No known public exploits specifically target these vulnerabilities. An attacker with low skill level would be able to leverage the vulnerabilities.
The affected product sees use in the critical manufacturing, energy, healthcare and public health, and water and wastewater system sectors. The product sees action on a global basis.
Schneider Electric released a new software version to address the identified vulnerabilities and recommends users of affected versions upgrade to Wonderware InTouch Access Anywhere 2017 (17.0.0).
Users of Wonderware InTouch Access Anywhere can login at the following support site to download the upgrade.
Schneider Electric issued Security Bulletin LFSEC00000114, which contains additional information.
In one vulnerability, the client request may end up forged from a different site. This will allow an external site to access internal RDP systems on behalf of the currently logged in user.

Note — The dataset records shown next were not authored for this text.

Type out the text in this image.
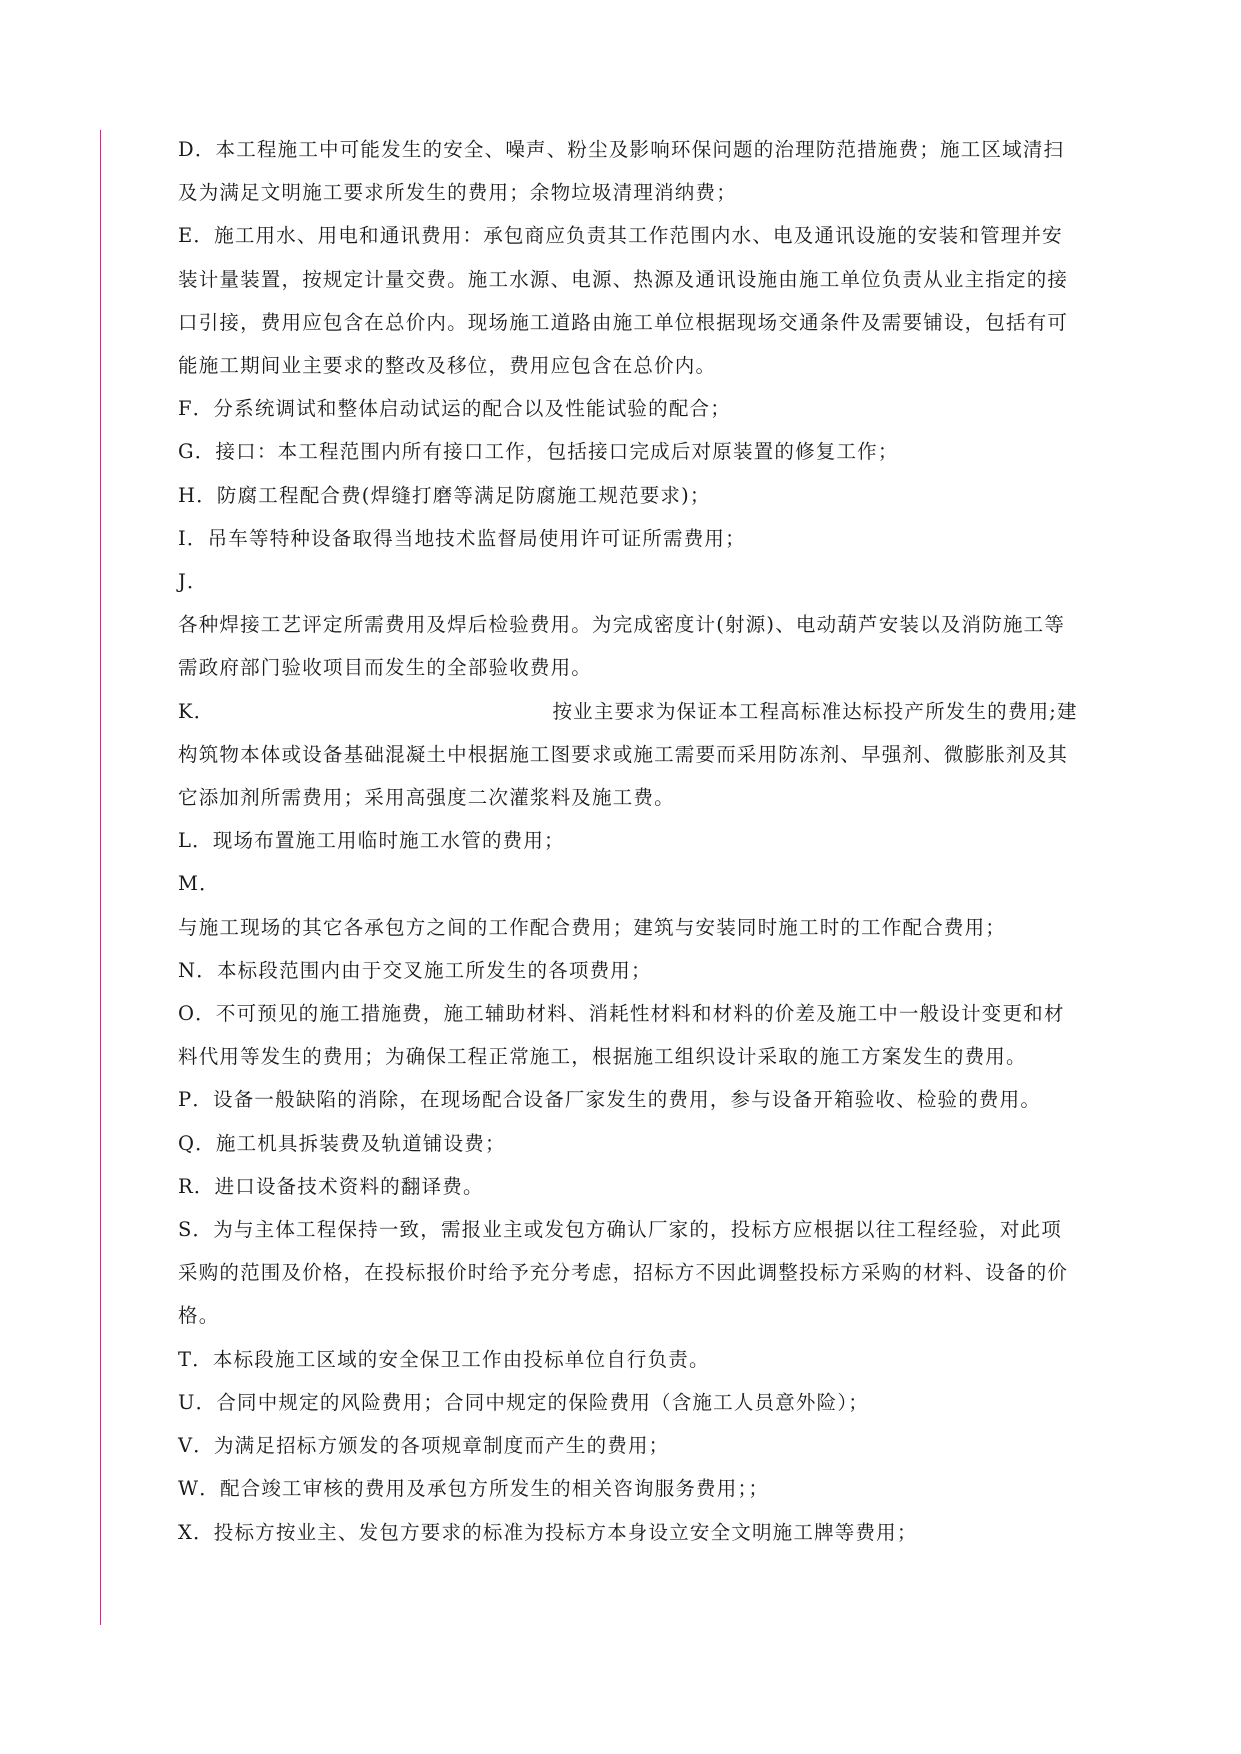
D．本工程施工中可能发生的安全、噪声、粉尘及影响环保问题的治理防范措施费；施工区域清扫及为满足文明施工要求所发生的费用；余物垃圾清理消纳费；

E．施工用水、用电和通讯费用：承包商应负责其工作范围内水、电及通讯设施的安装和管理并安装计量装置，按规定计量交费。施工水源、电源、热源及通讯设施由施工单位负责从业主指定的接口引接，费用应包含在总价内。现场施工道路由施工单位根据现场交通条件及需要铺设，包括有可能施工期间业主要求的整改及移位，费用应包含在总价内。

F．分系统调试和整体启动试运的配合以及性能试验的配合；

G．接口：本工程范围内所有接口工作，包括接口完成后对原装置的修复工作；

H．防腐工程配合费(焊缝打磨等满足防腐施工规范要求)；

I．吊车等特种设备取得当地技术监督局使用许可证所需费用；

J．

各种焊接工艺评定所需费用及焊后检验费用。为完成密度计(射源)、电动葫芦安装以及消防施工等需政府部门验收项目而发生的全部验收费用。

K．	按业主要求为保证本工程高标准达标投产所发生的费用;建构筑物本体或设备基础混凝土中根据施工图要求或施工需要而采用防冻剂、早强剂、微膨胀剂及其它添加剂所需费用；采用高强度二次灌浆料及施工费。

L．现场布置施工用临时施工水管的费用；

M．

与施工现场的其它各承包方之间的工作配合费用；建筑与安装同时施工时的工作配合费用；

N．本标段范围内由于交叉施工所发生的各项费用；

O．不可预见的施工措施费，施工辅助材料、消耗性材料和材料的价差及施工中一般设计变更和材料代用等发生的费用；为确保工程正常施工，根据施工组织设计采取的施工方案发生的费用。

P．设备一般缺陷的消除，在现场配合设备厂家发生的费用，参与设备开箱验收、检验的费用。

Q．施工机具拆装费及轨道铺设费；

R．进口设备技术资料的翻译费。

S．为与主体工程保持一致，需报业主或发包方确认厂家的，投标方应根据以往工程经验，对此项采购的范围及价格，在投标报价时给予充分考虑，招标方不因此调整投标方采购的材料、设备的价格。

T．本标段施工区域的安全保卫工作由投标单位自行负责。

U．合同中规定的风险费用；合同中规定的保险费用（含施工人员意外险）；

V．为满足招标方颁发的各项规章制度而产生的费用；

W．配合竣工审核的费用及承包方所发生的相关咨询服务费用；；

X．投标方按业主、发包方要求的标准为投标方本身设立安全文明施工牌等费用；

CVE-2017-5156 is the case number assigned to this vulnerability, which has a CVSS v3 base score of 8.8.
In an information exposure vulnerability, credentials may end up exposed to external systems via specific URL parameters, as arbitrary destination addresses may be specified.
CVE-2017-5158 is the case number assigned to this vulnerability, which has a CVSS v3 base score of 6.5.
In addition, the inadequate encryption strength vulnerability, the software will connect via Transport Layer Security without verifying the peer’s SSL certificate properly.
CVE-2017-5160 is the case number assigned to this vulnerability, which has a CVSS v3 base score of 5.3.